Discreet Objects

9 July - 31 July 2010

LAUREN BERKOWITZ

ALEX MARTINIS ROE

ELIZABETH NEWMAN

SRIWHANA SPONG

Curated by Melissa Loughnan and Helen Hughes

 

Discreet Objects brings together four female artists from Australia and New Zealand whose practices variously invert, subvert or distort the phenomenological body of minimalism. Each of the works exhibited in Discreet Objects forms a critical dialogue with both the traditional form and materiality of the minimalist movement, as well as its conceptual impact that largely pivoted around the relationship between the body and the art object in space.

Picking up where the 1998 exhibition The Infinite Space: Women, Minimalism and the Sculptural Object (The Ian Potter Museum, University of Melbourne) left off, the works in Discreet Objects interrogate the neutrality of the art object and the impersonal qualities associated with traditional minimalist materials — especially with regard to issues of feminism. Alternative mediums such as felt, silk and the delicate pages of a telephone book are employed to question notions of autonomy; inflections of psychoanalysis and seriality, cultural history and collective memory seep through to destabilise the minimalist body.

Lauren Berkowitz has completed a BFA in Sculpture at RMIT, a Graduate Diploma in Fine Arts, Sculpture, at the Victorian College of the Arts and an MFA in Sculpture at the School of Visual Arts, New York. She has exhibited across institutional and commercial spaces in Australia and abroad, including Monash University Faculty Gallery; National Gallery of Australia, Canberra; LaTrobe University Museum of Art; Monash University Museum of Art; Heide Museum of Modern Art; Artspace, Sydney; Roslyn Oxley9 Gallery, Sydney; The Art Gallery of New South Wales; and at the Echigo-Tsumari Art Triennial, Japan.
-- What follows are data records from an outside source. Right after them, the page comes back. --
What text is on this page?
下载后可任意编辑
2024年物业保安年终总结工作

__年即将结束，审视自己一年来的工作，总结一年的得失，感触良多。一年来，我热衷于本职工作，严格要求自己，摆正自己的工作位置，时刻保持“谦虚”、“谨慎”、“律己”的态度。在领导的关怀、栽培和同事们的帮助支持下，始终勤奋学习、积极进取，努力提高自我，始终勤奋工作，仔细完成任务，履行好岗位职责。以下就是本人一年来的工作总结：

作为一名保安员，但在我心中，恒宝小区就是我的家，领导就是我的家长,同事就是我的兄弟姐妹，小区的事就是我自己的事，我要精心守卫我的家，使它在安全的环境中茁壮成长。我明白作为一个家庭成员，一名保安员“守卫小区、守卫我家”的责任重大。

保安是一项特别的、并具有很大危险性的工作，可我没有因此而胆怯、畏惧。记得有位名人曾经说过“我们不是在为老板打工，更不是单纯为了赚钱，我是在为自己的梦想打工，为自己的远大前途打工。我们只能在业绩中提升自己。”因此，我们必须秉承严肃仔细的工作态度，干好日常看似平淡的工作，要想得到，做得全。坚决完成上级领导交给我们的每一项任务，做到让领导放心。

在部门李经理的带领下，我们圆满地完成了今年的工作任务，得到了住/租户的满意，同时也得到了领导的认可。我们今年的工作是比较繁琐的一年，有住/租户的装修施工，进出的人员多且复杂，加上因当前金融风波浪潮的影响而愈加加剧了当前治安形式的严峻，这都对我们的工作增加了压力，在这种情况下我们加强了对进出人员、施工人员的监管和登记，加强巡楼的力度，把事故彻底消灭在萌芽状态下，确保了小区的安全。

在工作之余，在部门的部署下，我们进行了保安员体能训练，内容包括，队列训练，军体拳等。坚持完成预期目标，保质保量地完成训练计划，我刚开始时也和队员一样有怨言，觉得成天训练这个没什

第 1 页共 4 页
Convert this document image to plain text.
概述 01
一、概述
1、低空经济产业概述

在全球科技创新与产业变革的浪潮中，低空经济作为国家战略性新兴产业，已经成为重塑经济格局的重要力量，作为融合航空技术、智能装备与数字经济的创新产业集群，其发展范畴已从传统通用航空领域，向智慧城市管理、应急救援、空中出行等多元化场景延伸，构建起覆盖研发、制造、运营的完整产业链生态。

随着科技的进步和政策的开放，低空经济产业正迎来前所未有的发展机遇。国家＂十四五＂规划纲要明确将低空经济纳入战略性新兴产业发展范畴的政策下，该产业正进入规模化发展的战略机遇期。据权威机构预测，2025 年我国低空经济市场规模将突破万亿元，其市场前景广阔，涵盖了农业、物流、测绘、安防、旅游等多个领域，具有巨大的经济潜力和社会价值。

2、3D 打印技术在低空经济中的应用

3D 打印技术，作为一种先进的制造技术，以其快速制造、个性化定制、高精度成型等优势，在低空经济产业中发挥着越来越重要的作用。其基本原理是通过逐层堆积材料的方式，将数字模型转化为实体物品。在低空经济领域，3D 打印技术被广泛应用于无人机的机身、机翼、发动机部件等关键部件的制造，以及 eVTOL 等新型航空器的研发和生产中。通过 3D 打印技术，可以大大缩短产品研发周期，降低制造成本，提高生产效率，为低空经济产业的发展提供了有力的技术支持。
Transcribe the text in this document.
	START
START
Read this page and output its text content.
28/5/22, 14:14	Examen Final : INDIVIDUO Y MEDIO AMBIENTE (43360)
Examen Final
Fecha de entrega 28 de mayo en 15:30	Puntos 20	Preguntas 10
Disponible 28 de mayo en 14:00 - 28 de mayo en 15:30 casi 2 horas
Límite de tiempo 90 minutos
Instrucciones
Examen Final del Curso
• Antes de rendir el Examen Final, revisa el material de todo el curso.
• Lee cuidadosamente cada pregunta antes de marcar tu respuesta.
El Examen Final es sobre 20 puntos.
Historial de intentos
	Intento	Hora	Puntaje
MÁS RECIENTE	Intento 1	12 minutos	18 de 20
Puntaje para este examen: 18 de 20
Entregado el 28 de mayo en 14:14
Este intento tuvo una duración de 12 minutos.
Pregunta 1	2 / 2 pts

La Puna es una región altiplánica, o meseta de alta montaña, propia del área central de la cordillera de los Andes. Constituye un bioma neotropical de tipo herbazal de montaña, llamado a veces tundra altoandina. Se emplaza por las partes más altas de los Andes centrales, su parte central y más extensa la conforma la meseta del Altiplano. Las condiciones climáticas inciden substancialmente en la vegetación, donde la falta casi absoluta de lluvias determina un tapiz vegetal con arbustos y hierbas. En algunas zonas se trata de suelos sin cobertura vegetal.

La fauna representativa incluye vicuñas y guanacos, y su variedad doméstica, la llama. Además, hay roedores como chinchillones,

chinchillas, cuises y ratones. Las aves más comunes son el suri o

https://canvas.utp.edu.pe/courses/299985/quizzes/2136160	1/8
Elizabeth Newman has held solo exhibitions in such spaces as MIR 11; TCB art inc.; Starkwhite, Auckland, NZ; CLUBSprojects; Artspace, Sydney; Deakin University Gallery, Geelong Exhibition; Anna Schwartz Gallery; Roslyn Oxley 9 Gallery, Sydney and George Paton Gallery, University of Melbourne. She has taken part in numerous group exhibitions and her work is held in collections including the National Gallery of Australia, Canberra; Artbank, Sydney; the William Dobell Foundation, Sydney; Kerry Stokes Collection; Monash University Museum of Art; University of Queensland; Sir James and Lady Cruthers Collection, Perth; and numerous private collections. Newman is represented by Neon Parc, Melbourne.

Alex Martinis Roe has completed a Bachelor of Fine Arts (Hons) at Monash University and was awarded the Silver Jubilee Scholarship for post-graduate research. She has been a studio resident at Gertrude Contemporary Art Spaces, Melbourne and has undertaken a summer program at the Salzburg International Academy for Fine Arts, Austria with VALIE EXPORT. She has exhibited in such spaces as FormContent, London; Linden Centre for Contemporary Art; Gertrude Contemporary Art Spaces; and Light Projects. Forthcoming is a solo project in Berlin at Limbus Europae. Martinis Roe has been published in art magazines such as Art & Australia and produced artist pages for Un Magazine issue 3.1. Martinis Roe currently works between Melbourne and Berlin.

Sriwhana Spong completed a Bachelor of Fine Arts at the University of Auckland Elam School of Fine Arts and has exhibited throughout Australia, New Zealand, Asia, the USA and Europe including Auckland Art Gallery, Auckland; Sutton Gallery, Melbourne; and Govett-Brewster Art Gallery, New Plymouth. She has participated in the 3rd Auckland Triennial at Artspace in Auckland and in the 5th Busan Biennale, Busan. Spong is previous recipient of the Trust Waikato National Contemporary Art Award and has completed residencies at Artspace, Sydney and an ISCP Studio Residency Programme, New York.